Ottawa – The Composite Leading Index, a new Conference Board of Canada economic measure that tracks short-term indicators of the economy, inched down 0.2 points in May, its first decrease in three months.
“The drop in the indicator suggests a weaker outlook for the Canadian economy,” said Matthew Stewart, Associate Director, National Forecasting with The Conference Board of Canada. “Despite some good news, labour market weakness persisted and business investment shows no signs of picking up. In addition, economic growth may be slowing in the U.S., which will be a key factor for Canadian economic growth in the coming months.”
- The Composite Leading Index fell by 0.2 points in May, its first decrease in three months.
- Five of the index’s nine components improved, while four deteriorated.
- Industrial and commercial building permits fell for a third consecutive month in May, signalling that the Canadian business sector is unlikely to increase investment in the near future.

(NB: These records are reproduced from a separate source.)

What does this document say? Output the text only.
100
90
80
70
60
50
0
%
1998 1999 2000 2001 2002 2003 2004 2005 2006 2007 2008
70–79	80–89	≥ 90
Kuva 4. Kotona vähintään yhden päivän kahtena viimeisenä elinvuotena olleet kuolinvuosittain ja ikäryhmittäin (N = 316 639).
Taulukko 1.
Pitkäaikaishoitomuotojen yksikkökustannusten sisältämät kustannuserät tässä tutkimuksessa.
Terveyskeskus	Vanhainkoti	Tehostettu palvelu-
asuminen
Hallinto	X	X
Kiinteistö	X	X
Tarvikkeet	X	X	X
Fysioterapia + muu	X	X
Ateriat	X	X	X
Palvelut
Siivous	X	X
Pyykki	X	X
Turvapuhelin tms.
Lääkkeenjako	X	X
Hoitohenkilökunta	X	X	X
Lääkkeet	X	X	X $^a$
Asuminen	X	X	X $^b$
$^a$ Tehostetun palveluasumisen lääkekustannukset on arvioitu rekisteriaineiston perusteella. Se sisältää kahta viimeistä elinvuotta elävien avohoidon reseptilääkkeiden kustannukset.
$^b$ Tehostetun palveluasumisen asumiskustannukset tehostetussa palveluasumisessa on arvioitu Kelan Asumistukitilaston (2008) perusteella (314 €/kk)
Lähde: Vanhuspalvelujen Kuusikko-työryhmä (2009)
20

Industrial and commercial building permits, which signal future building activity, fell for the third consecutive month in May, underscoring recent data suggesting Canada’s business sector is hesitant to invest. The average workweek experienced its largest monthly decline in over two years and employment insurance claims skyrocketed, both of which could spell trouble for hiring in the coming months. The Conference Board, Inc.’s Leading Economic Index for the United States also fell in May to 123.7, suggesting a slowdown in economic growth.
On a more positive note, the energy price index saw a significant increase as crude oil prices continued to climb from their lows in February. The stock market also saw gains, and the interest rate spread narrowed again, suggesting lenders are more optimistic about overall economic conditions. New orders for durable manufactured goods also increased and data previously released in May showed that consumer sentiment improved in the month as well.
The Composite Leading Index (CLI) sums up the performance of nine components that track the short-term course of the economy and signals changes in the business cycle (periods of faster and slower economic growth) approximately six months in the future.